Pre-defence seminar with Aiysha Abu Laban

Imaging Dilmun in the round –  A study of the stamp seal assemblage from the Dilmun settlements on Failaka (Kuwait) during the first half of the 2nd millennium BC

External examiner: Dr. Suzanne Herbodt-von Wickede, University of Leipzig

Abstract:

By the end of the 3rd millennium BCE, the settlements in Dilmun, based in the Northern part of the Persian Gulf, grew from small fishing and herding communities into larger fortified cities with monumental public buildings and burials. Dilmun benefitted from the trade in the Gulf region, especially from the demand for, among other materials, copper, which was imported from the mines of Magan – present-day Oman and the Emirates. Dilmun functioned as a gateway to these invaluable resources, and in the beginning of the 2nd millennium BCE this trade network was controlled by Dilmun, where the island of Failaka (Kuwait) was established as a trading outpost.

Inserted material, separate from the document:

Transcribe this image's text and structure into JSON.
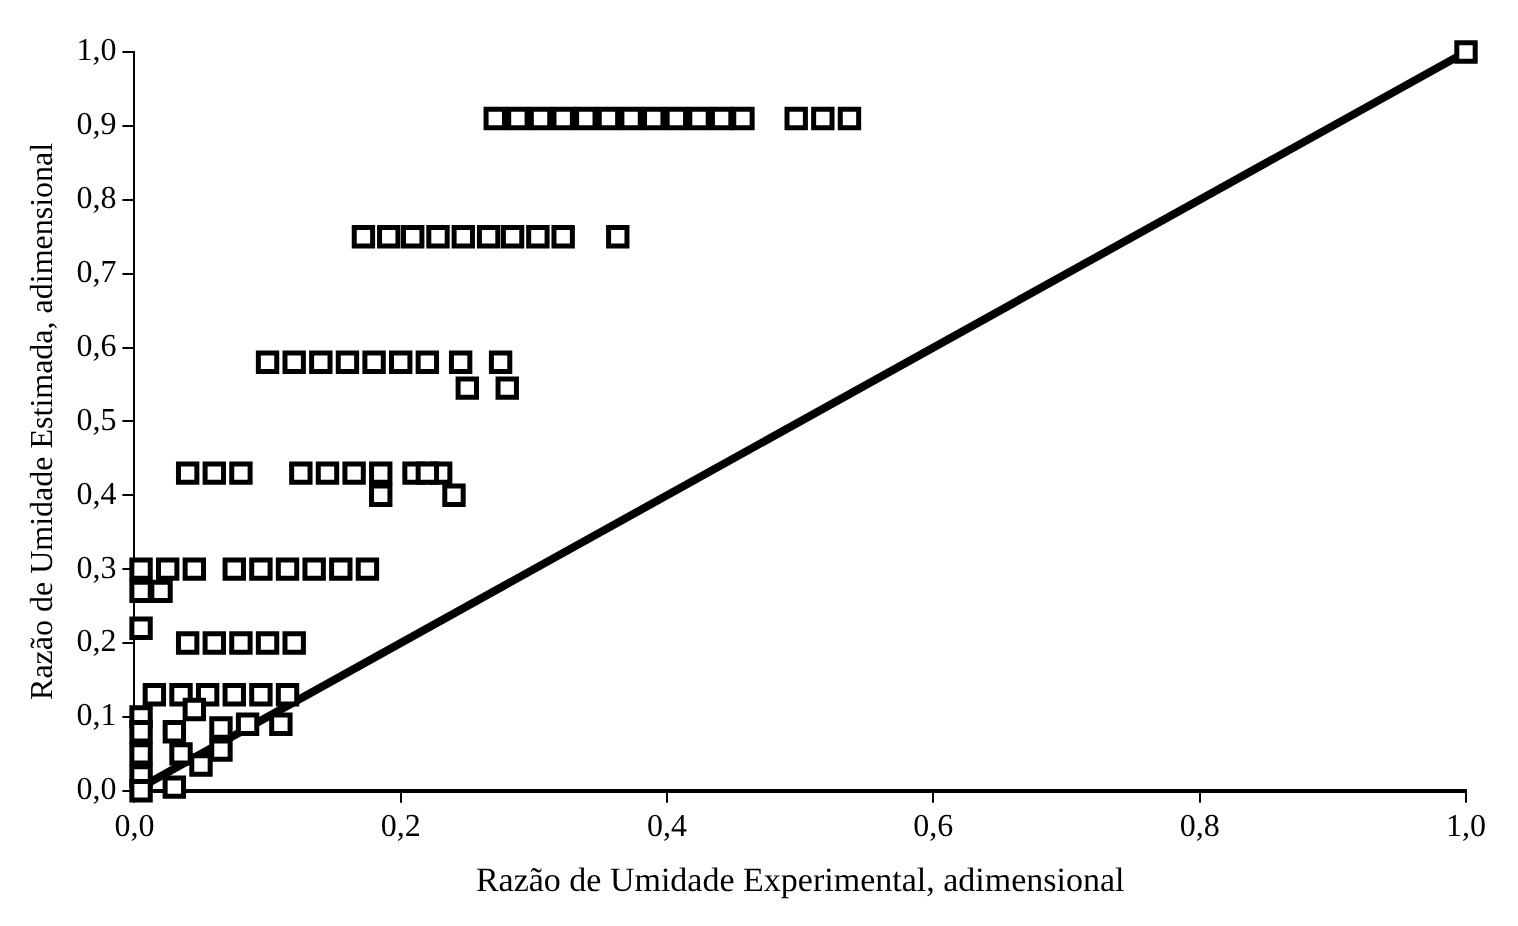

In order to comply with the increasing influx of goods and trade transactions, the Dilmun governing institution called for a standardization of the administrative tools. Seals used to stamp on sealed goods and trade documents were shaped and decorated according to a fixed formula, and the images carved on the seals and the narrative they composed followed certain rules.

The thesis is two-fold: First it explores how seals configured as tools in the bureaucratic system, how they were worn and reused (Chapter 3). And secondly to investigate how the Dilmun state visually conveyed certain aspects of its ideological and mythological ideas and beliefs, as well as how the underlying socio-political structures of its society were embedded in the scene (Chapter 6). The thesis also seeks out to define the makers of the seals (the governing institution), their owners (the Dilmunites) and the viewers. It also discusses how such artefacts and the images they carry were part of constructing and negotiating the identity for the Dilmun state on the one hand and the individual owner on the other; and how seals were used beyond their main function as administrative tools.   

A revision of the stylistic groupings (Chapter 4) and a contextual analysis (Chapter 5) leads together with the above mentioned questions (Chapter 3 and 6) to a consideration of the changes in the economic and socio-political settings during the course of more than five centuries of seal usage. Three main phases are recognized: 1. Earliest stages toward state formation of Dilmun (until the late 3rd millennium), 2. The emergent and flourishing of the Dilmun state (20th-18th century BC), and 3. The political and economic instability (from the 17th century BC) (Chapter 2).

The pre-defence seminar will focus on Chapter 6.